My claim = # 1 in solving large deformations in image registration.

I am gathering the answers to this global challenge from more than a few dozen universities in Asia, Europe, North and South Americas, Australia, Middle East, and the Nordic region. I'll start to write it up for publication in the end of Feb, 2012.
I welcome anyone to meet this challenge. This rigorous established the singularity of our algorithm (1). It is anticipated that our work will survive this world-wide challenge.

To demonstrate the big gap between what is commercially available and what is needed in the clinic. Using reference 2 as an example, the MRI information was transferred to the CT scan using fusion. Fair to say, the study was performed using the state of the art fusion algorithms available. Rightly so, the IGRT was done with or with image registration.

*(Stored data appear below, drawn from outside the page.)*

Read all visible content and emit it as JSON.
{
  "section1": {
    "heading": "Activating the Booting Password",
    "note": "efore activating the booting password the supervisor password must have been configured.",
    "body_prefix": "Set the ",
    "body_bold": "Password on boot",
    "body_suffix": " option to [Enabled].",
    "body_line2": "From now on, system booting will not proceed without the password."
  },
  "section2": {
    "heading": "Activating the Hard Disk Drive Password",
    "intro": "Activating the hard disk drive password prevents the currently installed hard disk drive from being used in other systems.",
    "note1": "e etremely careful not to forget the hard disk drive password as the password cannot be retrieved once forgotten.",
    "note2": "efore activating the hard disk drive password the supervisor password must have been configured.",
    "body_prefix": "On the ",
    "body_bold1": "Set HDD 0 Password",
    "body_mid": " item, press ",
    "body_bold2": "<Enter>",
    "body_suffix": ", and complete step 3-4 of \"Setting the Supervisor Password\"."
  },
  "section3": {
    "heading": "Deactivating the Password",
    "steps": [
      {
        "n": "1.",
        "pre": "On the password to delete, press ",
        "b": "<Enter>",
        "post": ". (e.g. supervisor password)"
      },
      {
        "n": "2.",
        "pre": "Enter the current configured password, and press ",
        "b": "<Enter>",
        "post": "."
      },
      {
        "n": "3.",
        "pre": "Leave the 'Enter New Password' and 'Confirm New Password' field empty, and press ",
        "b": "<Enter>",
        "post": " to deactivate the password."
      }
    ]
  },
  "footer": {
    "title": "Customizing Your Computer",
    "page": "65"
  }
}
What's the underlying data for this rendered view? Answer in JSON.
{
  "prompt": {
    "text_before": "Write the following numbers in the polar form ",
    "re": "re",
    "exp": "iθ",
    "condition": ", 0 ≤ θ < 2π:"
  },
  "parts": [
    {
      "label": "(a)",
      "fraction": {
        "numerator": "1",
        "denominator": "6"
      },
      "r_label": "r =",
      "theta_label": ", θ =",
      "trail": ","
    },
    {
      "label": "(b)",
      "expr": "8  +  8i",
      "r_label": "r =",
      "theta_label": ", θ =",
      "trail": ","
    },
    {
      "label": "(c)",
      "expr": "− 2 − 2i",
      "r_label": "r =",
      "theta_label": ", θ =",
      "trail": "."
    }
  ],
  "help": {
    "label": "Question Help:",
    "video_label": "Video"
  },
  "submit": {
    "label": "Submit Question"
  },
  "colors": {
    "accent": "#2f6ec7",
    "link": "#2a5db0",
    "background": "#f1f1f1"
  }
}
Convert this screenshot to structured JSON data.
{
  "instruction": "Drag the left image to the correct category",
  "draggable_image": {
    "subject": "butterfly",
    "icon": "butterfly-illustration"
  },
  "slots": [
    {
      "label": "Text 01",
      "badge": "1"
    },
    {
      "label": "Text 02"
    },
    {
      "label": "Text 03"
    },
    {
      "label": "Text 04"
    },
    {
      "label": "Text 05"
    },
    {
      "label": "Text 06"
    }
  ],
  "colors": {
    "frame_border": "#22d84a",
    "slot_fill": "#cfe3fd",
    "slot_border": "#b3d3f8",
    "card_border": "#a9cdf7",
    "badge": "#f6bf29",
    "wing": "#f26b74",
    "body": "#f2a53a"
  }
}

However, without image registration or simply use fusion (that implies rigid body translations and rotations) are simply subpar and should be wiped out. Your algorithm is by-passable, more computers in parallel will likely bring you down. Please challenge my assertion here. I love to be wrong on this. Anyhow, yours (3) is by-passable, right? Since we have solved deformable solid registration (1) with error estimation. The accuracy of the fusion is judged by eye-balling only. There is no quantification of the additional planning margin required to account for the errors in registration. Our algorithms have extensions in the arena of engineering and applied mathematics. Our implemented algorithms are a part of our Interactive Specialized Prostate Image Registration Ensemble (InSPIRE) available at request, and it is ready for clinical implementation, although it is patent pending. I am wiping clean the treatment planning and multimodal deformable registration. It would get 5 star assuming I were wrong. Publisher, Drs. Cox and Ang, and ASTRO, please do correct me, I would love to hear I were wrong !

Rex Cheung, MD, Ph.D. P&S
Associate Professor of Radiology,
Texas A and M.
Bryn Mawr, Philadelphia, PA.

Reference:
1. Using manual prostate contours to enhance deformable registration
of endorectal MRI. R. Cheung, K. Krishnan, Computer Methods and Programs in Biomedicine. In press.
2. Variation in external beam treatment plan quality: An inter-institutional study of planners and planning systems. Benjamin E. Nelms, Greg Robinson, Jay Markham, et al., PRO. In press.
3. Critical Appraisal of Acuros XB and Anisotropic Analytic Algorithm Dose Calculation in Advanced Non-Small-Cell Lung Cancer Treatments. Antonella Fogliata, Giorgia Nicolini, Alessandro Clivio, et al. International Journal of Radiation, Oncology, Physics. In press.